Мы откармливаем наших мясных коров соей, которая у нас не растет. Вывозим ее из Южной Америки, где ради выращивания сои уничтожаются влажные тропические леса и луга — чтобы мы в Германии могли иметь больше мяса, чем нам требуется, и дешево продавать его на экспорт, лишая, таким образом, южноамериканских крестьян возможности разводить скот, потому что у них нет доступа к такому количеству дешевой сои.
Преимущества в издержках производства, получаемые благодаря вреду, наносимому в одном месте, влекут за собой ущерб в другом — за границей. Причины и следствия разорваны и распределены по всему земному шару.

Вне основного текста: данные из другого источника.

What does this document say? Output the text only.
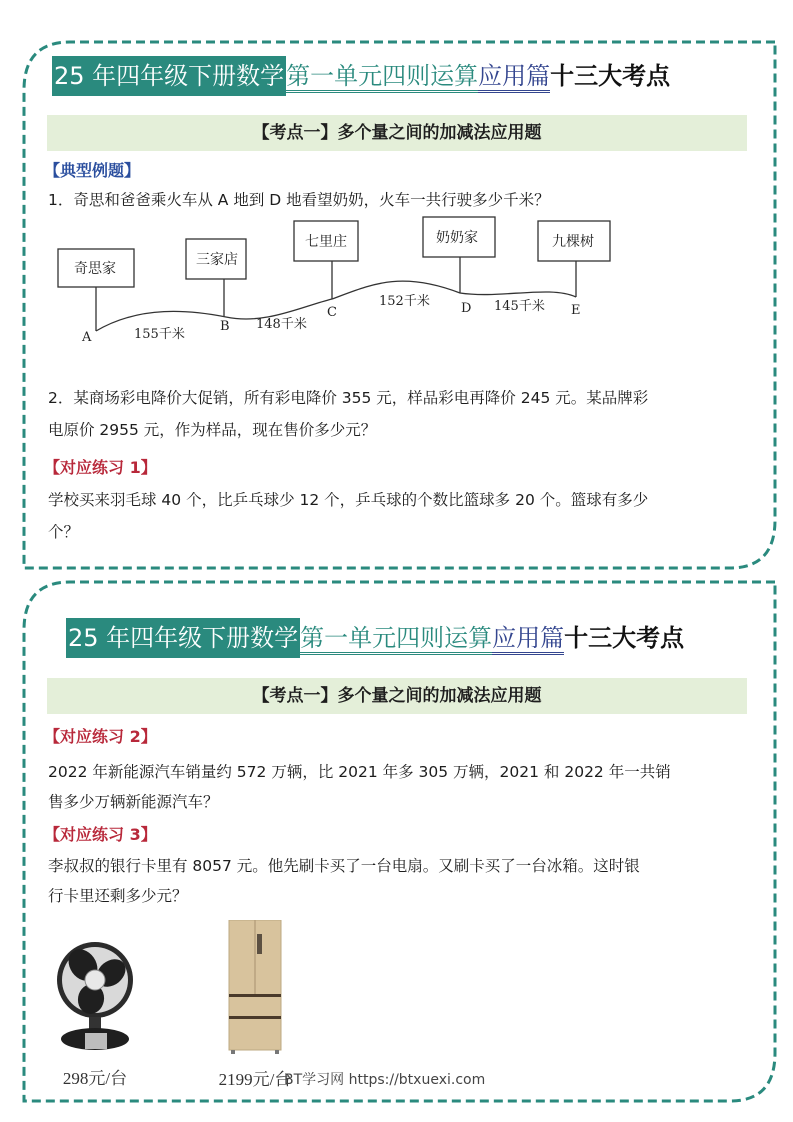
25 年四年级下册数学第一单元四则运算应用篇十三大考点
【考点一】多个量之间的加减法应用题
【典型例题】
1．奇思和爸爸乘火车从 A 地到 D 地看望奶奶，火车一共行驶多少千米？
奇思家
三家店
七里庄	奶奶家	九棵树
A
B
C	D	E
155千米
148千米
152千米	145千米
2．某商场彩电降价大促销，所有彩电降价 355 元，样品彩电再降价 245 元。某品牌彩
电原价 2955 元，作为样品，现在售价多少元？
【对应练习 1】
学校买来羽毛球 40 个，比乒乓球少 12 个，乒乓球的个数比篮球多 20 个。篮球有多少
个？
25 年四年级下册数学第一单元四则运算应用篇十三大考点
【考点一】多个量之间的加减法应用题
【对应练习 2】
2022 年新能源汽车销量约 572 万辆，比 2021 年多 305 万辆，2021 和 2022 年一共销
售多少万辆新能源汽车？
【对应练习 3】
李叔叔的银行卡里有 8057 元。他先刷卡买了一台电扇。又刷卡买了一台冰箱。这时银
行卡里还剩多少元？
298元/台	2199元/台
BT学习网 https://btxuexi.com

Другой пример — биотопливо, с помощью которого Европа в последние годы пыталась уменьшить роль транспорта в изменении климата. Углекислый газ, выделяемый в результате сжигания биотоплива, может перерабатываться растениями, необходимыми для производства последнего. Теоретически перед нами устойчивый круговорот. Но потребность ЕС в горючем намного превышает то количество рапса и подсолнечника, которое здесь можно вырастить на доступных территориях, а значит, биотопливо надо импортировать из других частей света. Вы уже догадываетесь, к чему я веду: в Юго-Восточной Азии вырубают джунгли, чтобы разбивать на освободившемся месте пальмовые плантации, дающие сырье для производства пальмового масла, нужного европейцам для создания биоэнергии. Для этого выжигают леса, что высвобождает огромное количество углекислого газа, который был накоплен деревьями или почвой, — но это нам легко экстернализировать.
Мы-то, к счастью, далеко от этого. Мы с гордостью сообщаем о стабильной или даже увеличивающейся площади лесов в Германии. Правда, к сожалению, все эти гектары однородных посадок не поддерживают биоразнообразие. И устойчивостью к климатическим изменениям такие леса тоже похвастаться не могут — это показали два последних жарких лета. И все же мы снова и снова слышим, что жителям бедных стран нужно учиться лучше обращаться с окружающей средой.
Интересно, что экономическая наука считает возможным решить и эту проблему с помощью экономического роста. Так называемая кривая Кузнеца, носящая имя нобелевского лауреата Саймона Смита Кузнеца, основана на предположении, что при росте экономики неравенство доходов в обществе сначала резко возрастает, но после определенной точки снижается: сначала у всех примерно поровну, потом много становится у единиц, а еще погодя — у всех.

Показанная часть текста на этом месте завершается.